Restore purchase vs. receipt validation

I have a macOS app with auto-renewable subscription. I'm reading the docs and cannot fully understand the concept. According to the docs I have to add and observer to the payment queue. I have to provide a restore function to restore a purchase if the app was reinstalled. My observer is listening to the queue and it gets restored transactions once I call SKPaymentQueue.default().restoreCompletedTransactions() method. However, I cannot see if the subscription expired or not just using the observer. Transaction objects which I reecive in the payment queue have only some abstract transaction ID.


The docs recommend to validate a receipt. I'm sending base64 encoded receipt to my server which in turns sends it to verifyReceipt endpoint. Even if I send an old receipt, Apple responds with JSON containing latest_receipt_info where I can see the current status of subscription and it's expiration date. I can assume that subscription is not active if expiration date is earlier than the current date.
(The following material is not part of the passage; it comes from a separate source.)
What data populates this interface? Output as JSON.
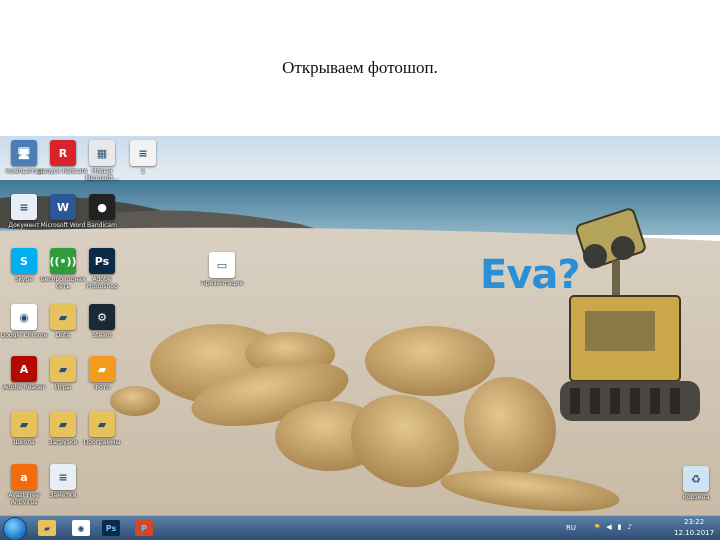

The question is why I have to call SKPaymentQueue.default().restoreCompletedTransactions() method to restore a purchase if I can refresh the receipt (if it's missing) and send it to my server and get the recent info? It seems to me that it is redundant. So my usage is:

  • Listen to the payment queue
  • Perform receipt validation as soon as I get transaction with purchased state and unlock paid functionality if I see a transaction with specific productId and expiration date later than the current date
  • Perform receipt validation when user clicks Restore button and unlock paid functionality if I see a transaction with specific productId and expiration date later than the current date
  • Perform receipt validation on every launch of the application to check the subscription status
  • Perform receipt validation every 12 or 24 hours to disable paid functionality if the app was not closed but the subscription already expired


Did I clearly understood the concept or am I missing something here because I don't see the benefit of calling SKPaymentQueue.default().restoreCompletedTransactions() method?

Replies

The short answer to basing the restore process on the use of validating the appStoreReceipt is that it will fail in App Review. The issue here stems from the fact that in the sandbox, when the app is installed by Xcode, TestFlight or in App Review, there is never an appStoreReceipt until a purchase is made, or transactions are restored using the restoreCompletedTransactions method. If your app behaves as described, then when the reviewer presses the "Restore" button, the appStoreReceiptURL will be nil and the app will make use of the SKReceiptRefreshRequest. When the Authentication dialog is presented, the App Reviewer always cancels the request because it requires a password which the reviewer doesn't have. If the reviewer cannot verify that an in-app purchase can be restored, I'm told that the app will be rejected. If the app uses restoreCompletedTransactions, prior transactions will be restored.


In the production environment, this is not normally an issue as the app is always installed with the appStoreReceipt current for the user who installs the app.


rich kubota - rkubota@apple.com

developer technical support CoreOS/Hardware/MFI

Post not yet marked as solved Up vote reply of rich Down vote reply of rich

I just noticed that your question involves a macOS app. I apologize, my answer above only applies to iOS apps. If the macOS StoreKit app detects that the appStoreReceiptURL is nil and calls exit (173), then the appStoreReceipt for the reviewer will be updated to reflect prior transactions.


rich kubota - rkubota@apple.com

developer technical support CoreOS/Hardware/MFI

I see Rich believes that there will be a current receipt on a Mac device upon installation. I do not dispute that, I just do not know. Same issue with an iOS app. But this does not address the scenario - "I own two devices and just purchased the subscription on one device; now how do I get that subscription on my other device?" But you ask the following....


"The question is why I have to call SKPaymentQueue.default().restoreCompletedTransactions() method to restore a purchase if I can refresh the receipt (if it's missing) and send it to my server and get the recent info?"


There is no substantive difference between restoreCompletedTransactions and an SKReceiptRefreshRequest. Both require a recent log-in to the App Store. Both result in a new receipt. The restore does a call to updatedTransactions when it completes, the refresh does a call to its delegate's requestdidFinish: method. You only need to call one of these and only once on each device owned by the user. Keep in mind that the user will be expecting this requirement since they just loaded the app in the device or just purchased the subscription on their other device.


You certainly do not want to be sending receipts from every user to the app store unless you suspect the user might have an active subscription.

It seems like an error on appreviews' part that they don't have a password to their own test account. Do your statements imply they can never test any functionality which uses receipt refreshing?